MOVE Logistics Group has released its results for the 2023-24 financial year (FY24), admitting that group performance was below aspirations.

The New Zealand-based transport and logistics group lamented “clearly disappointing” results, amidst declined financial figures reflecting a group “underperformance”.

Revenue for FY24 was down by 13% to NZ$301.7 million, which Move said was a result of lower market and customer activity.

Net loss after tax for the year was NZ$48.1 million, including pre-tax, non-trading adjustments of NZ$19.7 million, with reduction in net operating cashflow (including rent and leases) to NZ$5.1 million.

Move said the priority of the board is to restore adjusted net operating cashflow, inclusive of rent and lease payments.

Net debt increased by NZ$1.4 million to NZ$17 million, with total bank debt of NZ$36 million (inclusive of NZ$9 million bank guarantees).

The group said the results reflected an underperformance, but claimed the results were exacerbated by a recessionary environment, which impacted customer demand and highlighted a need to right-size and improve efficiencies within the organisation.

According to Move, a group-wide change program has been developed and is now being executed at pace to drive financial improvement.

Julia Raue, chair of Move said this year’s results are “clearly disappointing, as well as acknowledging the company was “too slow” to react to the recessionary environment which has been stronger for longer than expected.

“We are now moving urgently to drive change and improvement. We have engaged with independent advisors to ensure we have validated the challenges and opportunities within the business as well as the external factors that have impacted Move’s performance,” Ms Raue said.

“We are moving ahead with a refreshed Board and leadership team and are united in our focus to execute the change program with urgency.”

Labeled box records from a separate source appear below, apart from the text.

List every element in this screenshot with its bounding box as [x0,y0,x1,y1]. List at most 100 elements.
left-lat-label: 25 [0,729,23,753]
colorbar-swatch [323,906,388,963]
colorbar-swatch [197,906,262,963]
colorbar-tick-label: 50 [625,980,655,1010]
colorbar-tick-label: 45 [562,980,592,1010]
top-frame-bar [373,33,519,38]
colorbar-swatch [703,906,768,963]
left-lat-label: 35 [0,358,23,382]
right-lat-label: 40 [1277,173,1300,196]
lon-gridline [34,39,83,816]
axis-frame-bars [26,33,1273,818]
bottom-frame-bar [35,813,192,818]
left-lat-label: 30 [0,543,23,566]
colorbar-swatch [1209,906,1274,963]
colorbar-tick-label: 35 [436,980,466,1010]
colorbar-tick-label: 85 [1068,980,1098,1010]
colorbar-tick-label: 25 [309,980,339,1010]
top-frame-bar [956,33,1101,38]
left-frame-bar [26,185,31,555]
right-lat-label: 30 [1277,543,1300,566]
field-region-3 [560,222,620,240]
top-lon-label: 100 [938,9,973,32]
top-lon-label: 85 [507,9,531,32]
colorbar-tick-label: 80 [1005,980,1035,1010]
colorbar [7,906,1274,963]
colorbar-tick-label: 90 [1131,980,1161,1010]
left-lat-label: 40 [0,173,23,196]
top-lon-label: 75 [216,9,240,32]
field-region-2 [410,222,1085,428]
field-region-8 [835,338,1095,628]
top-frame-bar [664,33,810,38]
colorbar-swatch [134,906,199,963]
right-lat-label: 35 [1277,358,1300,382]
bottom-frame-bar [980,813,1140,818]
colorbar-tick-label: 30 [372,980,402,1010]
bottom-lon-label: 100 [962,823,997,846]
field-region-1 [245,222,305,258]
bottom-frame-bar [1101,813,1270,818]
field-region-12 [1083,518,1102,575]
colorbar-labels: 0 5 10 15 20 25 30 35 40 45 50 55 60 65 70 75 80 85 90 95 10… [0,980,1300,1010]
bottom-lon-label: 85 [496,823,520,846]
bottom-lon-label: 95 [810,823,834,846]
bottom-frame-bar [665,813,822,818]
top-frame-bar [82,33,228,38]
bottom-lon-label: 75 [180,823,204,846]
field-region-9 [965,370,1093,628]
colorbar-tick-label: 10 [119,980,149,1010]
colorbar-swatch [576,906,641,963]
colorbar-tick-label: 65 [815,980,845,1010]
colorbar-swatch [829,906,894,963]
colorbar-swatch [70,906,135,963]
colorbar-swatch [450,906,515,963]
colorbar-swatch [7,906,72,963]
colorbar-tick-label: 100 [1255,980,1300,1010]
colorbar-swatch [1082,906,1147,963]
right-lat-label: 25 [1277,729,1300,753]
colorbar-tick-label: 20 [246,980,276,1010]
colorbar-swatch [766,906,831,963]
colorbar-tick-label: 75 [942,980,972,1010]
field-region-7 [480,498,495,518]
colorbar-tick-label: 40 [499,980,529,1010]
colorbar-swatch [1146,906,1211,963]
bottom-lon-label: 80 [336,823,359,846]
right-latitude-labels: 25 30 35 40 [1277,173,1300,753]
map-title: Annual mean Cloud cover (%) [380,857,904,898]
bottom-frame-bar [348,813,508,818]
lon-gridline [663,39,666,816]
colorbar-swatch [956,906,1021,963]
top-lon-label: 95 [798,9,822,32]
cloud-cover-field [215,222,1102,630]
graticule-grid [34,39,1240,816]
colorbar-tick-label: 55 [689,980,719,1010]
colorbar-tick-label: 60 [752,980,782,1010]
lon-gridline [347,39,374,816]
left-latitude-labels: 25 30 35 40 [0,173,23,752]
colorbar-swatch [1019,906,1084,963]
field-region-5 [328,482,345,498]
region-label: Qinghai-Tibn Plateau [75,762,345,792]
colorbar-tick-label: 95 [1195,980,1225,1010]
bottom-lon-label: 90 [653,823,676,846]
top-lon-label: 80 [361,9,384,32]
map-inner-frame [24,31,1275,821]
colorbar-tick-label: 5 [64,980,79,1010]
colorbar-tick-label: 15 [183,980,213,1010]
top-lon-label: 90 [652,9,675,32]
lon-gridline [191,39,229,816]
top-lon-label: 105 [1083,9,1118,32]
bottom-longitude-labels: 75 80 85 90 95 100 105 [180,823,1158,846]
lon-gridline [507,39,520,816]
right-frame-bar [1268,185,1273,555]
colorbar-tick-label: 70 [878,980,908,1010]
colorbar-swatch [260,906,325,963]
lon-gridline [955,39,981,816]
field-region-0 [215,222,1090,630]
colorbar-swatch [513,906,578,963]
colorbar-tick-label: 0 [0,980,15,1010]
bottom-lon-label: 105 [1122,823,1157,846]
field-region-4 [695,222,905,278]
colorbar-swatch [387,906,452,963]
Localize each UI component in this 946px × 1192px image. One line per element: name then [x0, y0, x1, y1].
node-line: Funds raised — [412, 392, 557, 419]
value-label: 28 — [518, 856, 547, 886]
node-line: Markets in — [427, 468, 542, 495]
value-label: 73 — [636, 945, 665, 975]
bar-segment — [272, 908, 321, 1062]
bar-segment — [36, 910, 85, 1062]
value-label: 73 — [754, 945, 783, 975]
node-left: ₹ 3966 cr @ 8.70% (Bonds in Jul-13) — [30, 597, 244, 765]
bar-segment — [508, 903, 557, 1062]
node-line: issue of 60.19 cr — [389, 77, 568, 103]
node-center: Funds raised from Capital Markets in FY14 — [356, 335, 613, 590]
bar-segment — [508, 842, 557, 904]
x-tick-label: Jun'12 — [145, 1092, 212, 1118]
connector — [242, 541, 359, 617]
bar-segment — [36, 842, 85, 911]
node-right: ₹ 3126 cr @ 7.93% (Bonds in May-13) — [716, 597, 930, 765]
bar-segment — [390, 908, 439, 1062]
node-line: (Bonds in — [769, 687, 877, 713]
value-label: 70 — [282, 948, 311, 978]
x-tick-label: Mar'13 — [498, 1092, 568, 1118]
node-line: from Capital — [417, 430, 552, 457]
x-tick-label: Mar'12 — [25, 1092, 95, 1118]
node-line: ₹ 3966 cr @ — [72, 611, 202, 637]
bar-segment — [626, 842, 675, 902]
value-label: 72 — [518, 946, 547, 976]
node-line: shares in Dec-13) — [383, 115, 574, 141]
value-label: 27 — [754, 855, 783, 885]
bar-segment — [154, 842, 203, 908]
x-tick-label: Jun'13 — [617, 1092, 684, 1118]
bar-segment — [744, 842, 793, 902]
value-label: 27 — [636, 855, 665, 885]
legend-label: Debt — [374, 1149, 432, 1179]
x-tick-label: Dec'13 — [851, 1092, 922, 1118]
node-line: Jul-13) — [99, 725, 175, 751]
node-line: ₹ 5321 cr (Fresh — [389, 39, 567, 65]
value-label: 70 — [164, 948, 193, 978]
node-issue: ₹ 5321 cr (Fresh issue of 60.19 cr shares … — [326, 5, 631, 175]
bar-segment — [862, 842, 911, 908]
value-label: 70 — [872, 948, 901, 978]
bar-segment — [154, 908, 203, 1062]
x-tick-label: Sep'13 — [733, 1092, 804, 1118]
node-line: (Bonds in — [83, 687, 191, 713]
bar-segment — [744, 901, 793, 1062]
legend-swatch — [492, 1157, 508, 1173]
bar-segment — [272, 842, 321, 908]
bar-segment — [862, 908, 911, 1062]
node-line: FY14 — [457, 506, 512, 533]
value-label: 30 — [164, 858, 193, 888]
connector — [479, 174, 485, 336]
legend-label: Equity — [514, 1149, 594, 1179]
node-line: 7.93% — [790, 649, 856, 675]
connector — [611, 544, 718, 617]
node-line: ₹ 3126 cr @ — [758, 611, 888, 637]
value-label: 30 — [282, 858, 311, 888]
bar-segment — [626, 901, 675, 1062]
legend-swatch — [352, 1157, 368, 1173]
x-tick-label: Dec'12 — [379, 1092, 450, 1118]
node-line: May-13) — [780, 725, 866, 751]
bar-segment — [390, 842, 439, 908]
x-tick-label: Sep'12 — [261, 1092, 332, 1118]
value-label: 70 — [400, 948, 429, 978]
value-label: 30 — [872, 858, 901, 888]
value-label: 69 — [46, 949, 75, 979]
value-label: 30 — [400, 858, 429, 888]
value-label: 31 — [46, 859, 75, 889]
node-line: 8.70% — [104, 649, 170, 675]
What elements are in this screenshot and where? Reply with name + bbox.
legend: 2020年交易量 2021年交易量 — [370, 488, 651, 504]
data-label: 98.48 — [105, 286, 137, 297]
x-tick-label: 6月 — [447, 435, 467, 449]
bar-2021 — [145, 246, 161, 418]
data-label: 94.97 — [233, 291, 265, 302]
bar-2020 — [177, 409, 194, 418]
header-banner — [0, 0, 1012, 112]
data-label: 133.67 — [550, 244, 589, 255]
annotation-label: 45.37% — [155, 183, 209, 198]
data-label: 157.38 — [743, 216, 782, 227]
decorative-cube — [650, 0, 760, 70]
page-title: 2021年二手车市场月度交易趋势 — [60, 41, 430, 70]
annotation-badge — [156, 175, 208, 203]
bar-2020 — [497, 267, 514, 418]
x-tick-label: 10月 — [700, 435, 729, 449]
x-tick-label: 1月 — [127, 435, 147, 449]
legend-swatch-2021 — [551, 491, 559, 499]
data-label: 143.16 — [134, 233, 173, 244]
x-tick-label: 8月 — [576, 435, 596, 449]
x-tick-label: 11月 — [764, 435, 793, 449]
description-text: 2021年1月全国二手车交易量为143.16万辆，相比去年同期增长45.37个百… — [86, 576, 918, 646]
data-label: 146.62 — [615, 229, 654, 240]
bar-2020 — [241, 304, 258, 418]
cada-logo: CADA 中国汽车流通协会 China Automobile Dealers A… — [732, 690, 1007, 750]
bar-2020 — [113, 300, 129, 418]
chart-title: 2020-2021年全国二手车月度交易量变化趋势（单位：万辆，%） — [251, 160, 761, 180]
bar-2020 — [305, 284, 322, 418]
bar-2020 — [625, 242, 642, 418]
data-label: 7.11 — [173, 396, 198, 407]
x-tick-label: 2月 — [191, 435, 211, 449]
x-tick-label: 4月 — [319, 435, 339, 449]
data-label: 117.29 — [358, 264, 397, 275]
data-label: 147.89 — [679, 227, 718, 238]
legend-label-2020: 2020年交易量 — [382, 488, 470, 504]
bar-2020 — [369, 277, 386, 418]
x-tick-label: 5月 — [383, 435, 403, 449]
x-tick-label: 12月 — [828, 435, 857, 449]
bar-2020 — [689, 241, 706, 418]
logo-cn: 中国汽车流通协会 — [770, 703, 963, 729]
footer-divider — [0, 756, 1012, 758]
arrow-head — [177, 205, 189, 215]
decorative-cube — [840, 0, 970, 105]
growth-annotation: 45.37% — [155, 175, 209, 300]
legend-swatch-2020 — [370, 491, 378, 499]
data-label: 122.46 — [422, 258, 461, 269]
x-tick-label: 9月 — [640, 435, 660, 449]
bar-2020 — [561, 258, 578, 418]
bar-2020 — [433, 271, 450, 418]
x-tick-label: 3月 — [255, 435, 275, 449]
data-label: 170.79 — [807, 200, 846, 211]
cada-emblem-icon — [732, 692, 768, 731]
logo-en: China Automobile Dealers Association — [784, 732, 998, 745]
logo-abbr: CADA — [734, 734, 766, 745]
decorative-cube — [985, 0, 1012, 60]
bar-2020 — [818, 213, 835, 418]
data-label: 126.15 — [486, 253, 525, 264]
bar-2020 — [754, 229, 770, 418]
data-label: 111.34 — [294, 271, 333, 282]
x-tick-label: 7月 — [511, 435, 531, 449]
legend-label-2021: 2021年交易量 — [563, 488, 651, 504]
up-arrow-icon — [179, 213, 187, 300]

Move says its success relies on three factors which will improve financial performance, namely; recalibrating operations, profitable revenue growth, and balance sheet resilience.

The change program targets delivery of significantly improved EBT in FY25, and a return to profitable normalized EBT in FY26.

“We are moving at pace to recalibrate the business, adapting it for current market conditions, and making it more efficient and fit for the future,” Raue said.

“We expect substantial progress over FY25 to restore cashflow and improve earnings, with initial results to be seen from 2H FY25. Costs associated with the change program will impact in FY25.

“The work we are doing now will reset our company, leverage MOVE’s strengths, realise its considerable potential and grow shareholder value.”

Ms Raue said the board is holding themselves and their team to account, and will keep shareholders and the market informed on their progress.